OLYMPIA — The Washington Supreme Court will hear arguments March 19 on whether the Inslee administration’s Clean Air Rule was on illegal power grab by the executive branch.
The court also may consider whether the regulation would backfire and increase the global release of greenhouse gases.
Gov. Jay Inslee, unable to pass climate-change legislation, directed the Department of Ecology to develop the rule to cut carbon emissions.
Two food processors, a fertilizer maker and about four dozen other manufacturers would be required to cut carbon emissions or buy credits created by someone else’s reductions. Petroleum refineries and natural gas companies would have to buy the credits too because their products release carbon when used. Ecology estimates, broadly, the rule would cost businesses between $445 million and $6.7 billion over 20 years.
A Thurston County judge ruled Washington’s Clean Air Act didn’t give Ecology authority to regulate distributers of fossil fuel products and tossed out the entire rule.
Ecology appealed directly to the Supreme Court, stating climate change was too pressing a matter to wait.
Now the high court has put the case on its calendar, and the parties are filing briefs.
Ecology defends the legality of the rule, and the environmental groups that have joined the lawsuit argue the court should broadly interpret Ecology’s authority because climate change is a significant threat to every Washington resident.
The rule will increase the cost of making farm goods and other products. The business coalition, which includes the Food Northwest (formerly the Northwest Food Processors Association) as well as the Farm Bureau, claim that Washington companies will lose market share to out-of-state competitors. And the competitors are likely to be in places where manufacturers emit more greenhouse gases.
Natural gas companies argue the rule will make natural gas prices soar. Electric utilities will be motivated to buy more coal-fired power, and ratepayers will install wood stoves, the companies claim.

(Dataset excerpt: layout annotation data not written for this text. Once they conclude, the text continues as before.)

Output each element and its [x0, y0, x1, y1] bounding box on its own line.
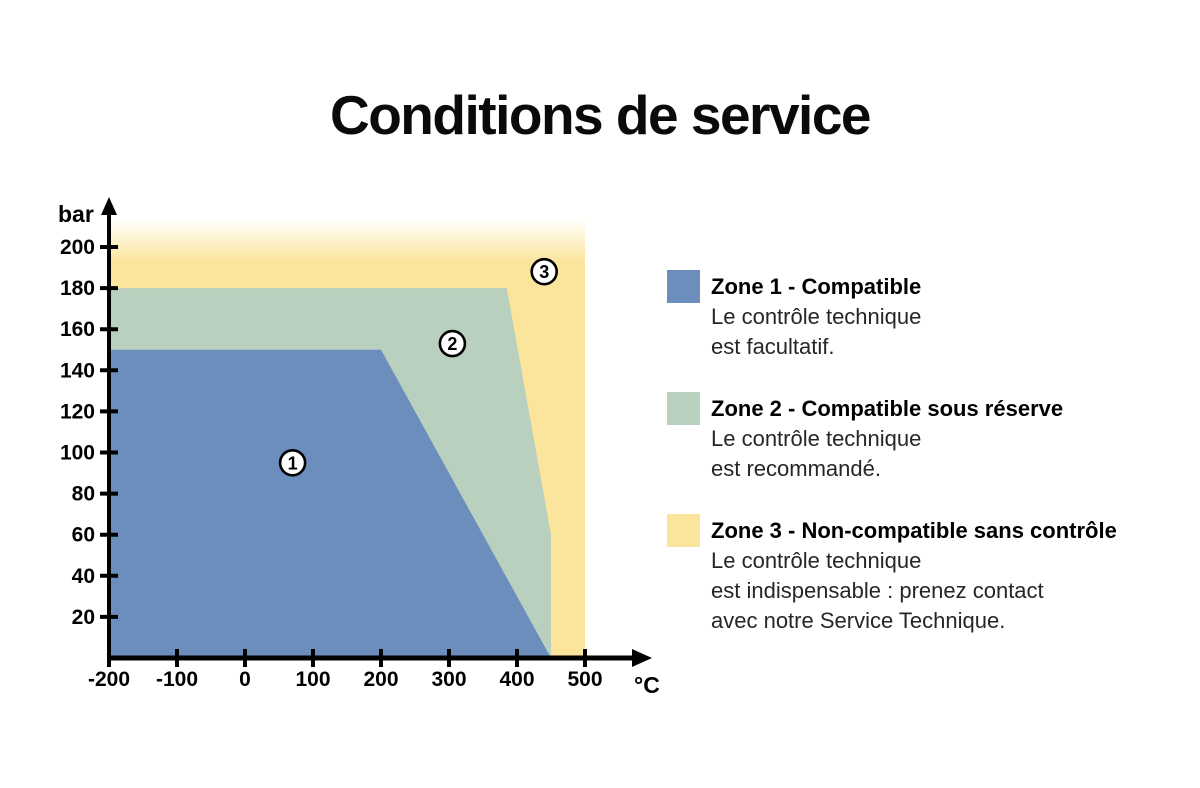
zone-2-swatch — [667, 392, 700, 425]
legend-zone-2-line: Le contrôle technique — [711, 426, 922, 451]
zone-1-swatch — [667, 270, 700, 303]
legend-zone-1-line: Le contrôle technique — [711, 304, 922, 329]
y-tick-label: 200 — [60, 236, 95, 259]
legend-zone-3-line: est indispensable : prenez contact — [711, 578, 1044, 603]
y-tick-label: 140 — [60, 359, 95, 382]
y-tick-label: 60 — [72, 524, 95, 547]
y-tick-label: 160 — [60, 318, 95, 341]
legend-zone-3-line: Le contrôle technique — [711, 548, 922, 573]
page-title: Conditions de service — [329, 84, 872, 146]
x-tick-label: 200 — [363, 668, 398, 691]
y-tick-label: 40 — [72, 565, 95, 588]
legend-zone-2-title: Zone 2 - Compatible sous réserve — [711, 396, 1064, 421]
zone-1-area — [109, 349, 551, 658]
x-tick-label: 500 — [567, 668, 602, 691]
x-tick-label: 400 — [499, 668, 534, 691]
zone-3-badge-number: 3 — [539, 262, 549, 282]
x-tick-label: 0 — [239, 668, 251, 691]
x-axis-unit-label: °C — [634, 672, 660, 698]
zone-1-badge-number: 1 — [288, 453, 298, 473]
legend-zone-3-title: Zone 3 - Non-compatible sans contrôle — [711, 518, 1117, 543]
legend-item-zone-3: Zone 3 - Non-compatible sans contrôle Le… — [667, 514, 1187, 636]
zone-3-swatch — [667, 514, 700, 547]
legend-zone-3-line: avec notre Service Technique. — [711, 608, 1006, 633]
legend: Zone 1 - Compatible Le contrôle techniqu… — [667, 270, 1187, 668]
zone-1-badge — [278, 448, 307, 477]
legend-zone-1-title: Zone 1 - Compatible — [711, 274, 922, 299]
zone-2-badge — [438, 329, 467, 358]
legend-zone-1-line: est facultatif. — [711, 334, 835, 359]
service-conditions-chart: -200 -100 0 100 200 300 400 500 20 40 60 80 100 120 14… — [58, 197, 660, 698]
legend-item-zone-1: Zone 1 - Compatible Le contrôle techniqu… — [667, 270, 1187, 362]
x-tick-label: -200 — [88, 668, 130, 691]
y-tick-label: 180 — [60, 277, 95, 300]
x-tick-label: -100 — [156, 668, 198, 691]
legend-zone-2-line: est recommandé. — [711, 456, 881, 481]
y-tick-label: 120 — [60, 400, 95, 423]
y-tick-label: 80 — [72, 483, 95, 506]
zone-3-badge — [530, 257, 559, 286]
legend-item-zone-2: Zone 2 - Compatible sous réserve Le cont… — [667, 392, 1187, 484]
y-axis-arrow — [101, 197, 117, 215]
y-tick-label: 20 — [72, 606, 95, 629]
y-tick-label: 100 — [60, 442, 95, 465]
y-axis-unit-label: bar — [58, 201, 94, 227]
zone-2-badge-number: 2 — [447, 334, 457, 354]
x-tick-label: 100 — [295, 668, 330, 691]
x-tick-label: 300 — [431, 668, 466, 691]
x-axis-arrow — [632, 649, 652, 667]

The primary issue is Ecology’s authority. The lawsuit against the rule, however, also brings up whether Ecology should have conducted a more thorough review of the rule’s environmental consequences.
Ecology dismisses the complaints. Before adopting the rule, the department declared the rule would not have a significant adverse harm to the environment. Thurston County Superior Court Judge James Dixon tossed out the entire rule without addressing whether Ecology was wrong to conclude the rule would have no significant environmental harm without a more thorough study.
The Farm Bureau and other business groups argue Ecology’s rule would raise the cost of making agricultural goods and other products in Washington. The state’s manufacturers would lose customers to competitors in places with more lax-emission standards, like China.
Meanwhile, natural gas companies argue that natural gas prices would increase significantly enough to steer electric utilities into buying more coal-fired power and to motivate customers to replace relatively clean-burning natural gas with smoke-emitting wood stoves.
In its defense, Ecology says it recognized the possibility of manufacturing shifting to out-of-state by giving “energy-intensive, trade-exposed companies” more time to comply with the rule.
The department also says the court should ignore the complaint that Ecology violated state law by not doing an environmental impact statement because businesses are motivated by their economic interests, not environmental concerns.
As for the possibility the rule would give coal an advantage over natural gas-fired electricity, Ecology notes that it wrote the rule assuming the Obama administration’s clean power plan would prevent utilities from using more coal-fired power.
The Trump administration rolled back the rule, and that is being litigated in federal court.